Madonna ortalığı salladı!
Madonna’nın İstanbul konseri öncesinde ben ve oğlum için hazırlıklar haftalar öncesinden başladı. Tüm eski şarkılar gözden geçirildi, yeni şarkıları “Like a virgin” kadar sevilmese de dinlendi, sözleri ezberlenmeye çalışıldı. Ve muhteşem gün geldi çattı. Galatasaray’ın hayatta adım atmam dediğim mabedine Madonna uğruna ana-oğul gittik. Şimdi konserden notlar:
1- Sahneye olması gerekenden 45 dakika geç çıkan Madonna’yı 50 bin seyirci baştan yuhalasa da keşişlerle, haçlarla, çanlarla sahne alıp Katolik ayini havasında ruhani bir durum olunca herkes büyülendi.

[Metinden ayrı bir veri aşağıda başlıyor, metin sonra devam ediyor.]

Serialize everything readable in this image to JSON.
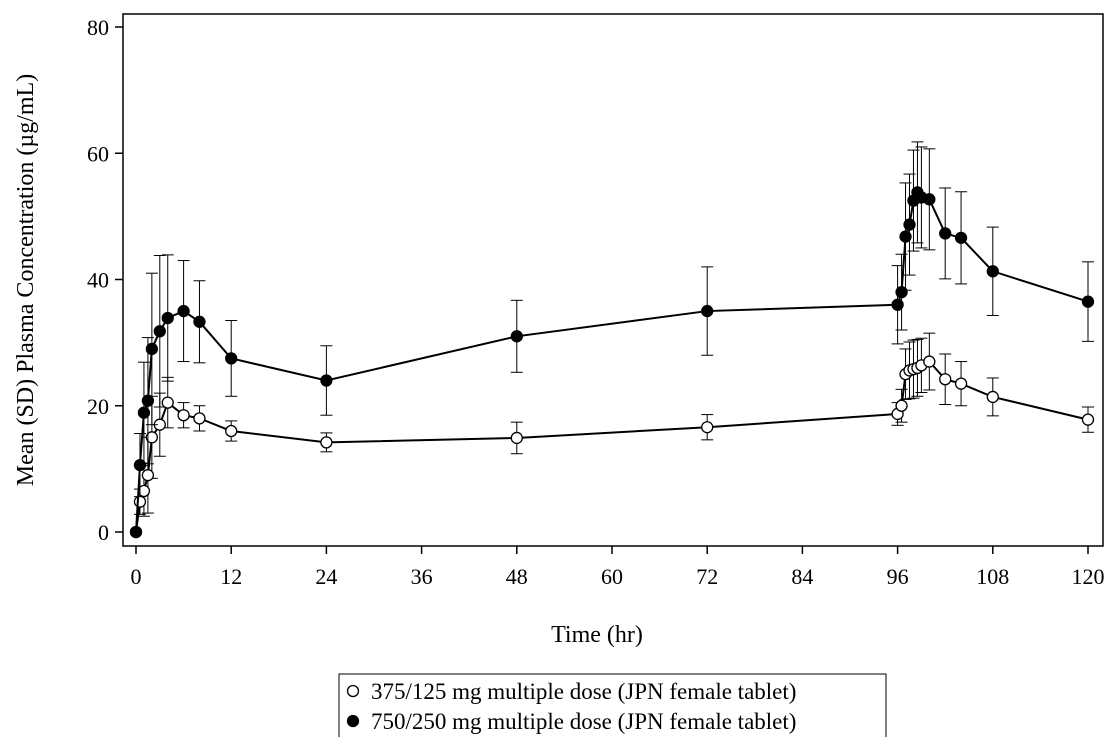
{
  "chart_data": {
    "type": "line",
    "title": "",
    "xlabel": "Time (hr)",
    "ylabel": "Mean (SD) Plasma Concentration (µg/mL)",
    "xlim": [
      0,
      120
    ],
    "ylim": [
      0,
      80
    ],
    "x_ticks": [
      "0",
      "12",
      "24",
      "36",
      "48",
      "60",
      "72",
      "84",
      "96",
      "108",
      "120"
    ],
    "y_ticks": [
      "0",
      "20",
      "40",
      "60",
      "80"
    ],
    "grid": false,
    "legend_position": "bottom",
    "error_bars": "SD",
    "series": [
      {
        "name": "375/125 mg multiple dose (JPN female tablet)",
        "marker": "open-circle",
        "color": "#000000",
        "x": [
          0,
          0.5,
          1,
          1.5,
          2,
          3,
          4,
          6,
          8,
          12,
          24,
          48,
          72,
          96,
          96.5,
          97,
          97.5,
          98,
          98.5,
          99,
          100,
          102,
          104,
          108,
          120
        ],
        "y": [
          0,
          4.8,
          6.5,
          9.0,
          15.0,
          17.0,
          20.5,
          18.5,
          18.0,
          16.0,
          14.2,
          14.9,
          16.6,
          18.7,
          20.0,
          25.0,
          25.6,
          25.8,
          26.0,
          26.4,
          27.0,
          24.2,
          23.5,
          21.4,
          17.8
        ],
        "sd": [
          0,
          2.0,
          4.0,
          6.0,
          6.5,
          5.0,
          4.0,
          2.0,
          2.0,
          1.6,
          1.5,
          2.5,
          2.0,
          1.8,
          2.6,
          4.0,
          4.5,
          4.6,
          4.5,
          4.3,
          4.5,
          4.0,
          3.5,
          3.0,
          2.0
        ]
      },
      {
        "name": "750/250 mg multiple dose (JPN female tablet)",
        "marker": "filled-circle",
        "color": "#000000",
        "x": [
          0,
          0.5,
          1,
          1.5,
          2,
          3,
          4,
          6,
          8,
          12,
          24,
          48,
          72,
          96,
          96.5,
          97,
          97.5,
          98,
          98.5,
          99,
          100,
          102,
          104,
          108,
          120
        ],
        "y": [
          0,
          10.6,
          18.9,
          20.8,
          29.0,
          31.8,
          33.9,
          35.0,
          33.3,
          27.5,
          24.0,
          31.0,
          35.0,
          36.0,
          38.0,
          46.8,
          48.7,
          52.5,
          53.8,
          53.0,
          52.7,
          47.3,
          46.6,
          41.3,
          36.5
        ],
        "sd": [
          0,
          5.0,
          8.0,
          10.0,
          12.0,
          12.0,
          10.0,
          8.0,
          6.5,
          6.0,
          5.5,
          5.7,
          7.0,
          6.2,
          6.0,
          8.5,
          8.0,
          8.0,
          8.0,
          8.0,
          8.0,
          7.2,
          7.3,
          7.0,
          6.3
        ]
      }
    ]
  }
}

2- Ses düzeni daha iyi olabilirdi.
3- Kadın 60 yaş için olağanüstü bir performansa sahip. Nefis bir vücut, sürekli hareket, dans... Konseri en yakınından seyreden bir arkadaşım yüzü çok yaşlıydı dese de bizim koltuklardan benden 10 yaş genç duruyordu!
4- Eski şarkılarını az söyleyerek bizim kuşağı biraz hayal kırıklığına uğrattı.
5- Sahneye kalaşnikofla çıktığı ve kolejli kız, okul bandolu olan şovlar favorilerim. Harika kostümler, müthiş bir görsel şölen!
6- Konser sonrası çıkışta taksilerin fiyat pazarlığı yapmaları, en yakın mesafeye bile 50 TL istemeleri Türk fırsatçılığının tam bir örneğiydi. Olur da Lady Gaga filan gelirse Taksiciler Federasyonu’ndan buna bir çözüm bekliyoruz. Korsan taksicilerle savaşacağınıza önce kendi korsanlığınıza bir çözüm bulun.
Kanserle savaşa destek...
Fatoş Erten çok hoş Ankaralı bir kadın. Sivil Toplum ve Sosyal Sorumluluk projelerine destek olmak için kolları sıvamış bir gönüllü. Son olarak da Belçika sefiresi Bayan Ann Legrind De Vitte’i yanına alarak Türk Kanser Savaş ve Araştırma Kurumu yararına 14 Haziran Perşembe akşamı sefarette bir gece düzenliyor. Solist Leyla Çolakoğlu’nun da bir konser vereceği gecenin geliri tamamen Türk Kanser Savaş ve Araştırma Kurumu’na bırakılıyor. Ben de geceye mutlaka katılacağım. Herkes tatile gitmeden, şehir boşalmadan serin bir yaz akşamında dostları görmek çok keyifli olacak, hem de kanserle savaşa minik de olsa bir katkım olur. Buradan hem Fatoş Erten’e, hem de evinin kapılarını böyle bir organizasyon için açan Ann’e sonsuz teşekkürler.